Bolesław Talago (Balys Talago) (15 April 1886 in Wadowice - 3 September 1960 in Warsaw), was a Polish surveyor, and the publisher of one of the first radio journals in Poland.

He was the son of Józef and Teofila Kulikowska. From February 1925, he published an illustrated radio bi-weekly magazine devoted to radio engineering. It was one of the first Polish magazines devoted exclusively to radio and radio technology. In February 1923, he was running a surveying company in Toruń. As a surveyor he lived and worked with his family in many cities of Pomerania and eastern Poland: Kamieniec Podolski, Toruń, Grudziądz, Grodno, Bielsk Podlaski, Vilnius.

He had two wives. With Katarzyna Talago (Sołonienko) he had four children - Boleslaw Talago (1919–1976), Bronisław (1925–1998), Halina (1927–2013) and Danuta (1934–1978).

During the Second World War, between 1942 and 1944 he worked in the Vilnius police station.
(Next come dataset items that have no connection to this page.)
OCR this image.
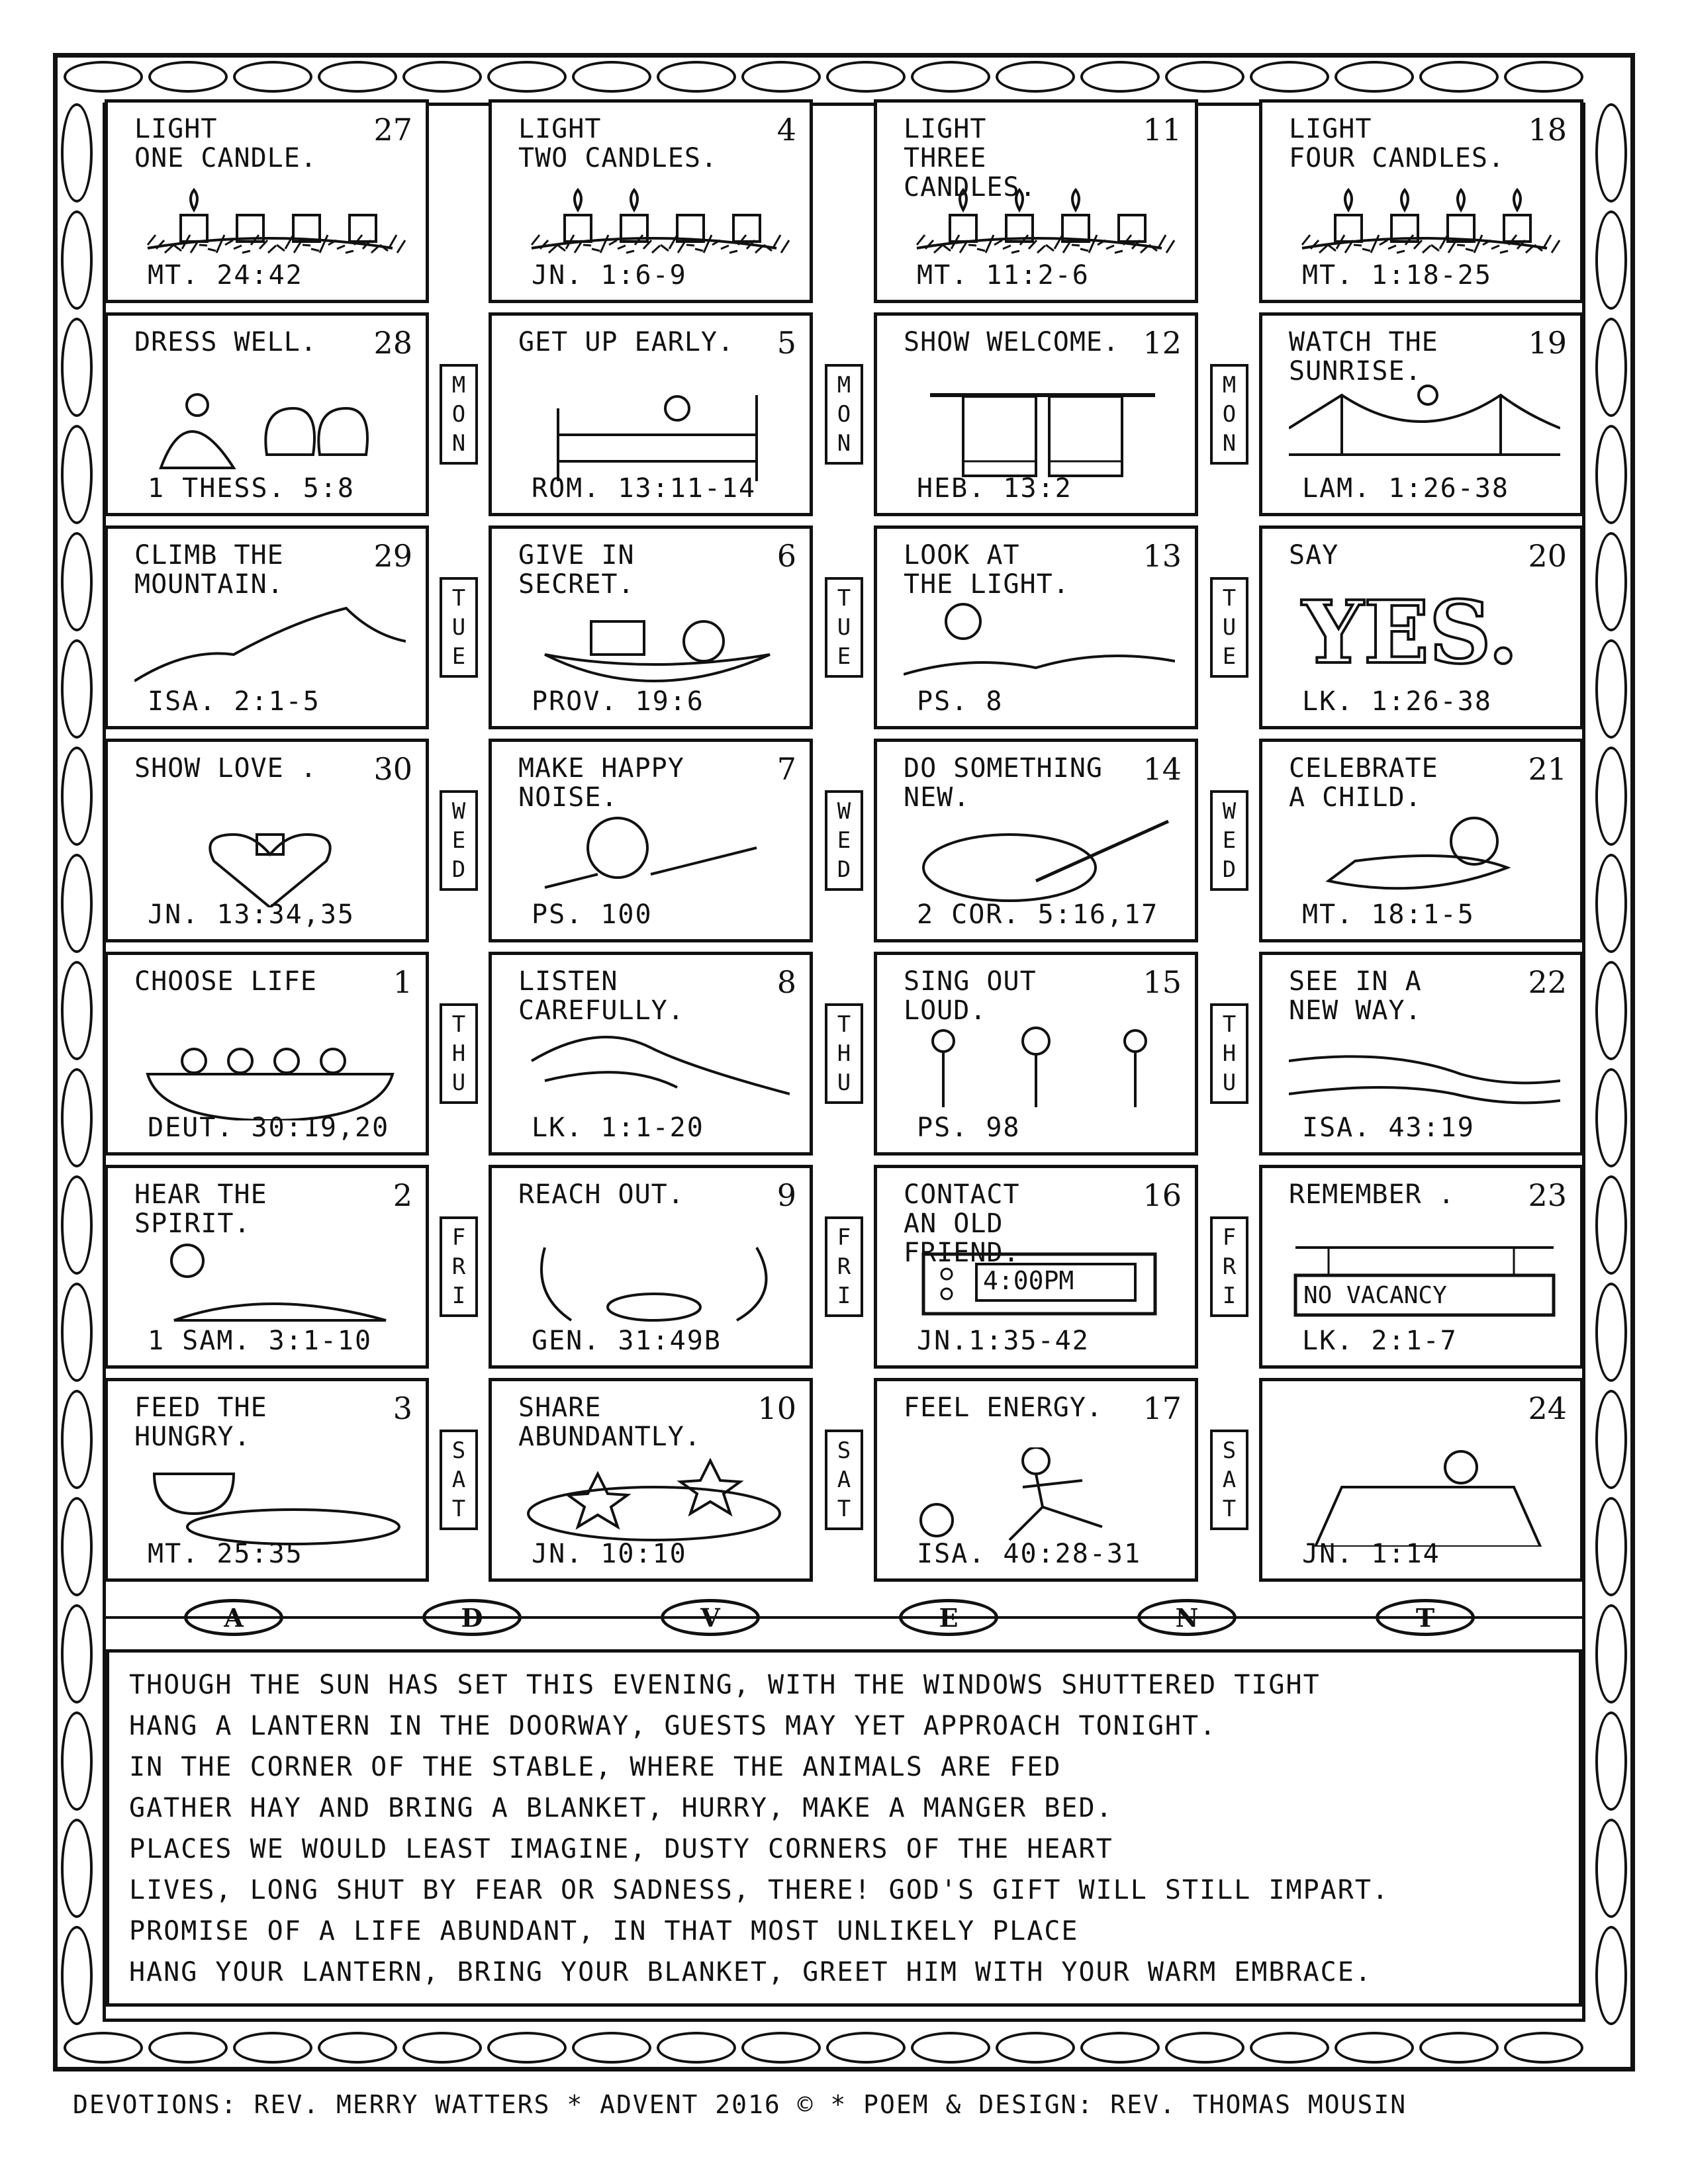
LIGHT
ONE CANDLE.
27
MT. 24:42
LIGHT
TWO CANDLES.
4
JN. 1:6-9
LIGHT
THREE CANDLES.
11
MT. 11:2-6
LIGHT
FOUR CANDLES.
18
MT. 1:18-25
DRESS WELL.	28
1 THESS. 5:8
GET UP EARLY.	5
ROM. 13:11-14
SHOW WELCOME. 12
HEB. 13:2
WATCH THE SUNRISE.
19
LAM. 1:26-38
M
O
N
M
O
N
M
O
N
CLIMB THE
MOUNTAIN.
29
ISA. 2:1-5
GIVE IN SECRET.
6
PROV. 19:6
LOOK AT
THE LIGHT.
13
PS. 8
SAY	20
YES.
LK. 1:26-38
T
U
E
T
U
E
T
U
E
SHOW LOVE .	30
JN. 13:34,35
MAKE HAPPY NOISE.
7
PS. 100
DO SOMETHING
NEW.
14
2 COR. 5:16,17
CELEBRATE
A CHILD.
21
MT. 18:1-5
W
E
D
W
E
D
W
E
D
CHOOSE LIFE	1
DEUT. 30:19,20
LISTEN CAREFULLY.
8
LK. 1:1-20
SING OUT LOUD.
15
PS. 98
SEE IN A
NEW WAY.
22
ISA. 43:19
T
H
U
T
H
U
T
H
U
HEAR THE
SPIRIT.
2
1 SAM. 3:1-10
REACH OUT.	9
GEN. 31:49B
CONTACT
AN OLD FRIEND.
16
4:00PM
JN.1:35-42
REMEMBER .	23
NO VACANCY
LK. 2:1-7
F
R
I
F
R
I
F
R
I
FEED THE HUNGRY.
3
MT. 25:35
SHARE ABUNDANTLY.
10
JN. 10:10
FEEL ENERGY.	17
ISA. 40:28-31
24
JN. 1:14
S
A
T
S
A
T
S
A
T
A	D	V	E	N	T
THOUGH THE SUN HAS SET THIS EVENING, WITH THE WINDOWS SHUTTERED TIGHT
HANG A LANTERN IN THE DOORWAY, GUESTS MAY YET APPROACH TONIGHT.
IN THE CORNER OF THE STABLE, WHERE THE ANIMALS ARE FED
GATHER HAY AND BRING A BLANKET, HURRY, MAKE A MANGER BED.
PLACES WE WOULD LEAST IMAGINE, DUSTY CORNERS OF THE HEART
LIVES, LONG SHUT BY FEAR OR SADNESS, THERE! GOD'S GIFT WILL STILL IMPART.
PROMISE OF A LIFE ABUNDANT, IN THAT MOST UNLIKELY PLACE
HANG YOUR LANTERN, BRING YOUR BLANKET, GREET HIM WITH YOUR WARM EMBRACE.
DEVOTIONS: REV. MERRY WATTERS * ADVENT 2016 © * POEM & DESIGN: REV. THOMAS MOUSIN
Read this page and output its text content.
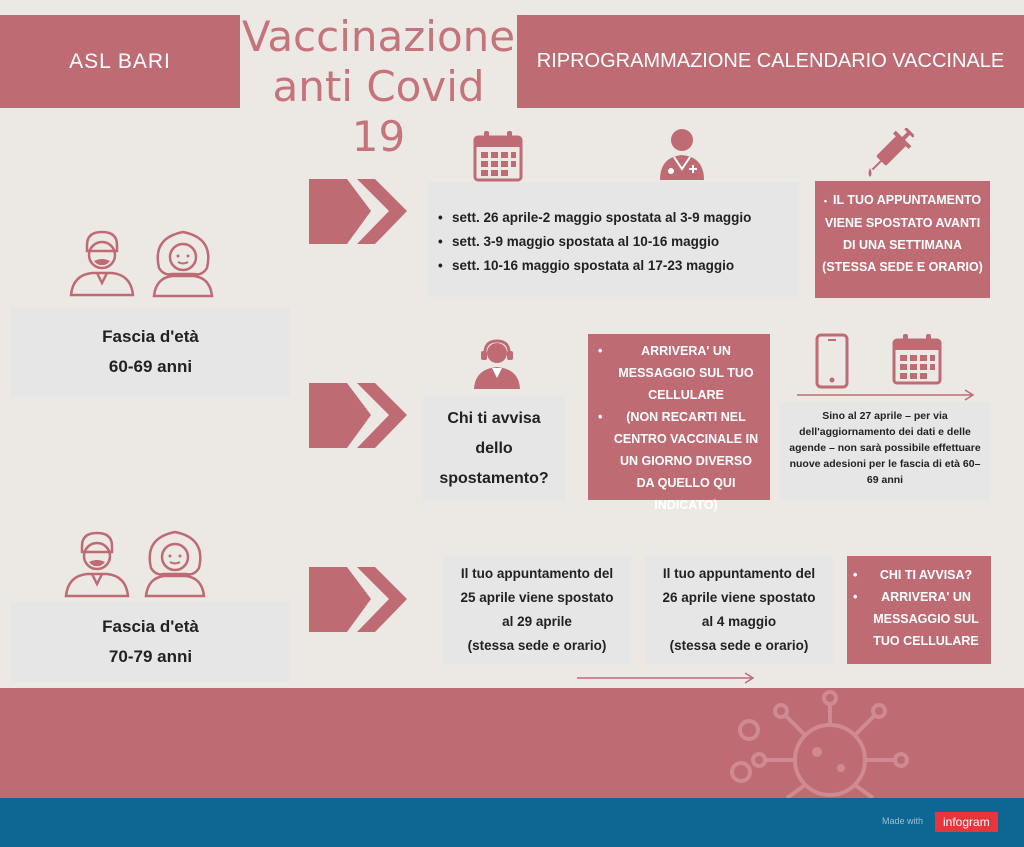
ASL BARI Vaccinazione
anti Covid 19
RIPROGRAMMAZIONE CALENDARIO VACCINALE
Fascia d'età
60-69 anni
• sett. 26 aprile-2 maggio spostata al 3-9 maggio
• sett. 3-9 maggio spostata al 10-16 maggio
• sett. 10-16 maggio spostata al 17-23 maggio
• IL TUO APPUNTAMENTO VIENE SPOSTATO AVANTI DI UNA SETTIMANA (STESSA SEDE E ORARIO)
Chi ti avvisa
dello
spostamento?
• ARRIVERA' UN MESSAGGIO SUL TUO CELLULARE
• (NON RECARTI NEL CENTRO VACCINALE IN UN GIORNO DIVERSO DA QUELLO QUI INDICATO)
Sino al 27 aprile – per via dell'aggiornamento dei dati e delle agende – non sarà possibile effettuare nuove adesioni per le fascia di età 60–69 anni
Fascia d'età
70-79 anni
Il tuo appuntamento del
25 aprile viene spostato
al 29 aprile
(stessa sede e orario)
Il tuo appuntamento del
26 aprile viene spostato
al 4 maggio
(stessa sede e orario)
• CHI TI AVVISA?
• ARRIVERA' UN MESSAGGIO SUL TUO CELLULARE
Made with	infogram
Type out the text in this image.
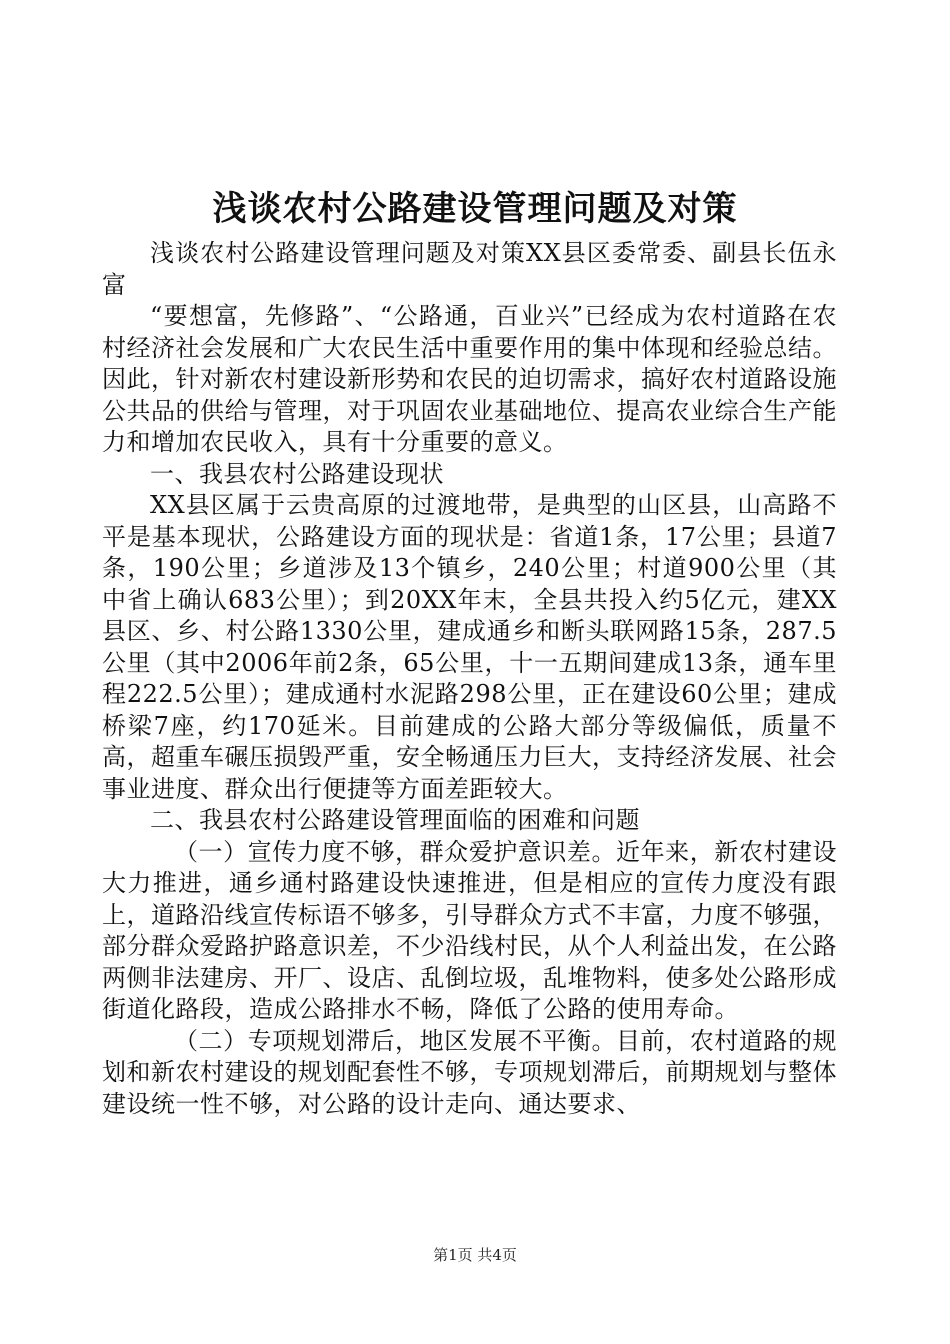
浅谈农村公路建设管理问题及对策

浅谈农村公路建设管理问题及对策XX县区委常委、副县长伍永富

“要想富，先修路”、“公路通，百业兴”已经成为农村道路在农村经济社会发展和广大农民生活中重要作用的集中体现和经验总结。因此，针对新农村建设新形势和农民的迫切需求，搞好农村道路设施公共品的供给与管理，对于巩固农业基础地位、提高农业综合生产能力和增加农民收入，具有十分重要的意义。

一、我县农村公路建设现状

XX县区属于云贵高原的过渡地带，是典型的山区县，山高路不平是基本现状，公路建设方面的现状是：省道1条，17公里；县道7条，190公里；乡道涉及13个镇乡，240公里；村道900公里（其中省上确认683公里）；到20XX年末，全县共投入约5亿元，建XX县区、乡、村公路1330公里，建成通乡和断头联网路15条，287.5公里（其中2006年前2条，65公里，十一五期间建成13条，通车里程222.5公里）；建成通村水泥路298公里，正在建设60公里；建成桥梁7座，约170延米。目前建成的公路大部分等级偏低，质量不高，超重车碾压损毁严重，安全畅通压力巨大，支持经济发展、社会事业进度、群众出行便捷等方面差距较大。

二、我县农村公路建设管理面临的困难和问题

（一）宣传力度不够，群众爱护意识差。近年来，新农村建设大力推进，通乡通村路建设快速推进，但是相应的宣传力度没有跟上，道路沿线宣传标语不够多，引导群众方式不丰富，力度不够强，部分群众爱路护路意识差，不少沿线村民，从个人利益出发，在公路两侧非法建房、开厂、设店、乱倒垃圾，乱堆物料，使多处公路形成街道化路段，造成公路排水不畅，降低了公路的使用寿命。

（二）专项规划滞后，地区发展不平衡。目前，农村道路的规划和新农村建设的规划配套性不够，专项规划滞后，前期规划与整体建设统一性不够，对公路的设计走向、通达要求、

第1页 共4页
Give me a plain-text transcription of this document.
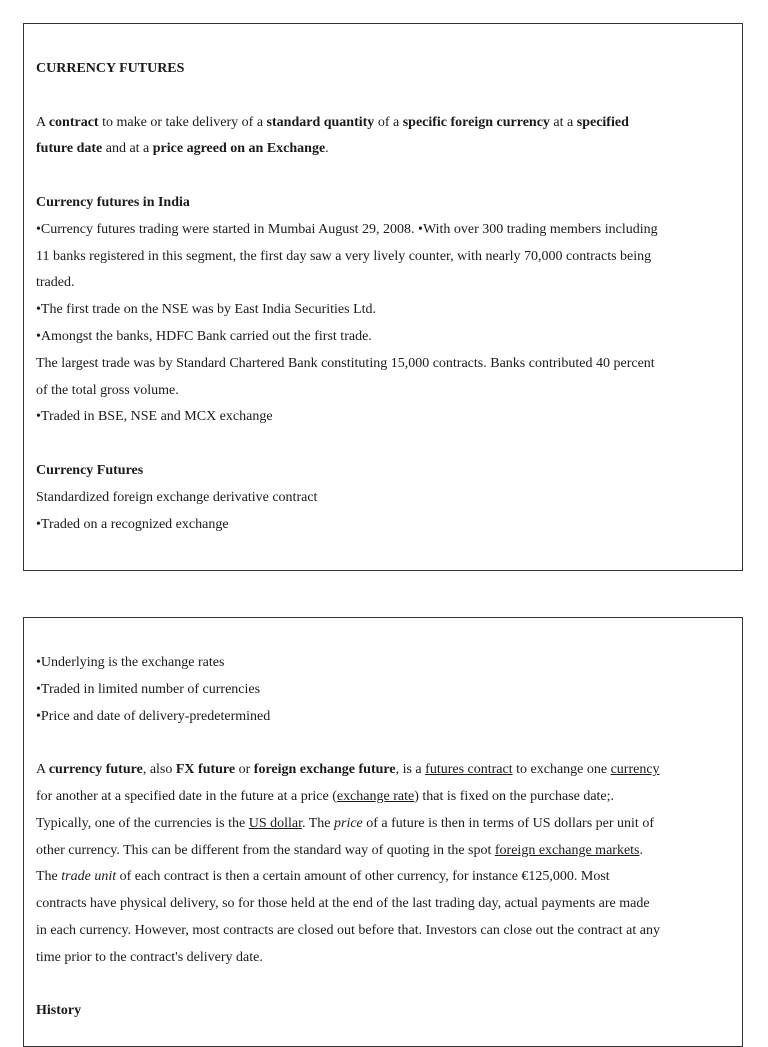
CURRENCY FUTURES

A contract to make or take delivery of a standard quantity of a specific foreign currency at a specified

future date and at a price agreed on an Exchange.

Currency futures in India

•Currency futures trading were started in Mumbai August 29, 2008. •With over 300 trading members including

11 banks registered in this segment, the first day saw a very lively counter, with nearly 70,000 contracts being

traded.

•The first trade on the NSE was by East India Securities Ltd.

•Amongst the banks, HDFC Bank carried out the first trade.

The largest trade was by Standard Chartered Bank constituting 15,000 contracts. Banks contributed 40 percent

of the total gross volume.

•Traded in BSE, NSE and MCX exchange

Currency Futures

Standardized foreign exchange derivative contract

•Traded on a recognized exchange

•Underlying is the exchange rates

•Traded in limited number of currencies

•Price and date of delivery-predetermined

A currency future, also FX future or foreign exchange future, is a futures contract to exchange one currency

for another at a specified date in the future at a price (exchange rate) that is fixed on the purchase date;.

Typically, one of the currencies is the US dollar. The price of a future is then in terms of US dollars per unit of

other currency. This can be different from the standard way of quoting in the spot foreign exchange markets.

The trade unit of each contract is then a certain amount of other currency, for instance €125,000. Most

contracts have physical delivery, so for those held at the end of the last trading day, actual payments are made

in each currency. However, most contracts are closed out before that. Investors can close out the contract at any

time prior to the contract's delivery date.

History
In 1943, he was arrested and imprisoned in a forced labor camp in Prawieniszki, Lithuania, in connection with the execution, by the Home Army, of the Lithuanian police inspector Marian Podobasie [7]. Among the detainees were representatives of Polish intelligentsia, including scientists, teachers, lawyers, doctors, and engineers.

After the war he farmed in Łódź and from 1953 in Niechorze. He is buried in Warsaw at the Powązki Cemetery.